What happens, though, when there’s no safety in numbers and it’s up to a solo act to earn the crowd’s indulgence? One of the dozen-plus affiliates grappling with that task this August is Pat Cahill, another of the old UEA contingent, whose Panjandrum is a showcase of "neo music hall" inspired by an old wartime LP. He calls it a “daft one-man Dad’s Army”. Sample song titles? ‘Granny's Gone and Lost Her Fanny’ and ‘Put the Gun Down, You Naughty Boy’. Make no mistake: this will be extremely stupid. But often the appeal of material like this, says Cahill, lies between the lines.

“The thing I like about any absurd stuff is you've got to see the pain and the reality of where it's come from. You know that there's some reason that bloke—or lady—has decided to put that on his head, or to move in that way," he explains. "It's that unsaid ‘there's something going on in there with him’. We're never going to know and we never really want to, we just have to see the end result.”

That was certainly part of what excited critics about Kearns: the undercurrent of real melancholy beneath all the pissing about. Brice and Larter are wary of the suggestion that this might apply to their own work—that it’s anything more or less than silly—and so drown it out by lapsing into squawking impressions of Kearns.

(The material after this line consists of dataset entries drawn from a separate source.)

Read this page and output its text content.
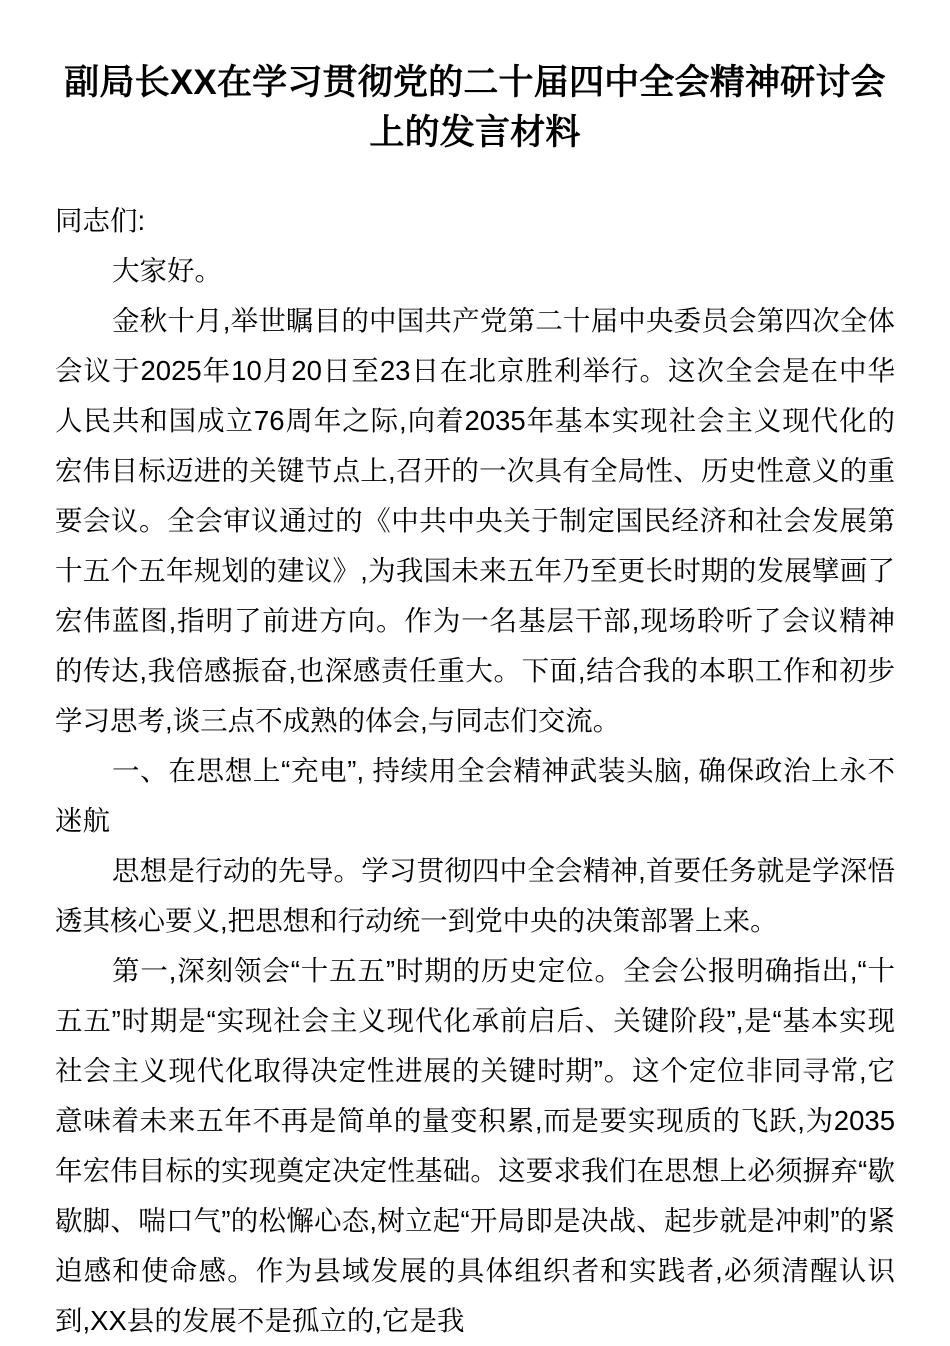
副局长XX在学习贯彻党的二十届四中全会精神研讨会上的发言材料

同志们:

大家好。

金秋十月,举世瞩目的中国共产党第二十届中央委员会第四次全体会议于2025年10月20日至23日在北京胜利举行。这次全会是在中华人民共和国成立76周年之际,向着2035年基本实现社会主义现代化的宏伟目标迈进的关键节点上,召开的一次具有全局性、历史性意义的重要会议。全会审议通过的《中共中央关于制定国民经济和社会发展第十五个五年规划的建议》,为我国未来五年乃至更长时期的发展擘画了宏伟蓝图,指明了前进方向。作为一名基层干部,现场聆听了会议精神的传达,我倍感振奋,也深感责任重大。下面,结合我的本职工作和初步学习思考,谈三点不成熟的体会,与同志们交流。

一、在思想上“充电”, 持续用全会精神武装头脑, 确保政治上永不迷航

思想是行动的先导。学习贯彻四中全会精神,首要任务就是学深悟透其核心要义,把思想和行动统一到党中央的决策部署上来。

第一,深刻领会“十五五”时期的历史定位。全会公报明确指出,“十五五”时期是“实现社会主义现代化承前启后、关键阶段”,是“基本实现社会主义现代化取得决定性进展的关键时期”。这个定位非同寻常,它意味着未来五年不再是简单的量变积累,而是要实现质的飞跃,为2035年宏伟目标的实现奠定决定性基础。这要求我们在思想上必须摒弃“歇歇脚、喘口气”的松懈心态,树立起“开局即是决战、起步就是冲刺”的紧迫感和使命感。作为县域发展的具体组织者和实践者,必须清醒认识到,XX县的发展不是孤立的,它是我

“Samuel Beckett? It’s a wig and teeth, mate,” scoffs Larter. Eventually, they concede that Brice’s centrepiece character, Eric Meat, might have absorbed the “politeness and frustration” of figures from Brice's youth. Still, the aim is to amp up the foolishness to the point that you’ll be laughing too hard to notice.

Different priorities inform Beth Vyse’s As Funny as Cancer, in which real life, unusually for her, will be front and centre. Her style, which she calls “big and grotesque”, developed over three solo hours populated by theatre dahlings and daytime TV hosts. All this began when she left behind a past life as a “proper actor”—Royal Shakespeare Company and all—after discovering a tumour in her breast.

“I kind of went, ‘fuck it, what am I waiting for?’” she says. “I just started developing my own stuff and being braver, taking more risks.” Only now, several years on, is she addressing her cancer directly – taking the high-stakes, prop-strewn absurdism that was inspired by her newfound perspective, and juxtaposing it with cathartic tales of mortal fear, heartbreak and, happily, remission.

Vyse, like her fellow Weirdos, stresses that they’re a stylistically diverse bunch. They range from the low-key (Mark Stephenson) to the truly anarchic (Holly Burn). But what seems to unite them, other than friendship, is a determination to experiment and leave it to the audience to catch up. Brittain says that, for all that Kearns shares this tendency, during those pivotal two years he became like “a runner with his head down”. Could another of this rabble muster that same focus and find themselves with a bonafide hit? As anyone who's witnessed the haphazard mania of a 'Weirdos' gig could tell you, stranger things have happened.